Keep Your Water Heater Maintained To Avoid Throwing Cold Water On Your Holiday Season
How often do you think about your hot water heater's maintenance schedule? If you're like most people, the answer is probably "not enough." This is can be especially true around the hectic holiday season when it is all too common to have too much to do and too little time to do it. Unfortunately, neglecting maintenance on this vital item can lead to costly repairs that will throw cold water all over your holiday festivities.
Although major maintenance or repairs on your water heater will require the assistance of a professional, there are many basic tasks you can perform to keep your hot water heater running as smoothly as Santa's sleigh.
Be Safe: Shut Off the Water, Electricity, and Gas
Before performing any of these maintenance steps, keep yourself and your water heater safe by shutting off the water supply to the unit. If your water heater is electric, you should also shut off the electricity to the heater. Alternately, if your heater is gas you should shut off the gas supply. These lines should all be clearly marked, but if in doubt you may need to call a professional. Allowing some time to pass so that water inside the tank can cool is a good idea as well. If your water heater is a gas model, you may need to relight the pilot light once you are done with your maintenance.
Drain the Tank Regularly
One of the most common issues with water heaters is the buildup of sediment along the bottom of the tank. This sediment prevents the heating elements from properly heating the water and can—if allowed to go on for long enough—lead to the elements burning out. To prevent this, you should fully drain your water heater at least once a year.
Consult your owner's manual for details on your specific model, but draining the water from the tank of most heaters is relatively simple. In most cases, you simply need to attach a hose to the heater's drain outlet and allow the water to flow out. Once empty, you should open the tank's water supply again to allow fresh water to flush out any remaining sediment. Once the water seems clean, simply turn off the water, close the drain valve, and turn the water back on to allow the tank to refill.
Check for Leaks
A simple preventative measure that you should take at least once or twice a year is to check your water heater's various connections for obvious leaks. Although you will likely need to consult a plumber to repair any serious leaks, finding these problems early can save you costly repair bills down the line. Leaks can commonly be found anywhere a fitting is located, including inlet and outlet pipes and near the relief valve.
Check for Anode Rod Corrosion
The anode rod is a bit like a lightning rod for corrosion. Through the process of electrolysis, the anode rod suffers corrosion while saving other exposed parts of your tank from the same fate. It is therefore important to check the anode rod regularly to be sure that its condition allows it to perform this vital job.

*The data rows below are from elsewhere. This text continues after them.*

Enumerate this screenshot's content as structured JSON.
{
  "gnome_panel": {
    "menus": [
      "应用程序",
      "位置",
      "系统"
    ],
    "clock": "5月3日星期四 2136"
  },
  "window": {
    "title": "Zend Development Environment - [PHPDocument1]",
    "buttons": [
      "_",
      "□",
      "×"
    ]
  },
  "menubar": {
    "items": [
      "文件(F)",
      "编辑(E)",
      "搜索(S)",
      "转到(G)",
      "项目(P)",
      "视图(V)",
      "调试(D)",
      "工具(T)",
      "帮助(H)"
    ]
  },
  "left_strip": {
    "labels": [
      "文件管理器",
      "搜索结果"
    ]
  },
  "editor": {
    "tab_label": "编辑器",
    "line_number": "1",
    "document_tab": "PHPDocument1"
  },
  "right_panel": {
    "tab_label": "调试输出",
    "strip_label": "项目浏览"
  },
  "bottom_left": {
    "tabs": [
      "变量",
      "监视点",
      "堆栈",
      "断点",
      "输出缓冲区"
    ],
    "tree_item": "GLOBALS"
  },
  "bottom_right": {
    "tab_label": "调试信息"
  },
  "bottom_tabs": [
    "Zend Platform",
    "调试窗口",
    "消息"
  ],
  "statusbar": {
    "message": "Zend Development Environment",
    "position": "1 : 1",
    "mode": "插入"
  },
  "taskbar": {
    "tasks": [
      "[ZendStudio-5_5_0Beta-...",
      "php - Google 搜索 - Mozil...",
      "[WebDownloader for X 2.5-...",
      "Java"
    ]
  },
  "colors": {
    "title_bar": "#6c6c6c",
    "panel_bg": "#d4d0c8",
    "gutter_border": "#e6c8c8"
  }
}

Usually, the anode rod will be located on the top of the tank and protected by a cover. You will usually need to use a socket wrench to fully remove the rod. Once it is out of the tank, ensure that the rod is still in generally good condition. This means that the rod should be intact, although some corrosion is perfectly normal (and in fact means that the rod is working as it should be). If the rod is falling apart or mostly gone, then it is time to replace it.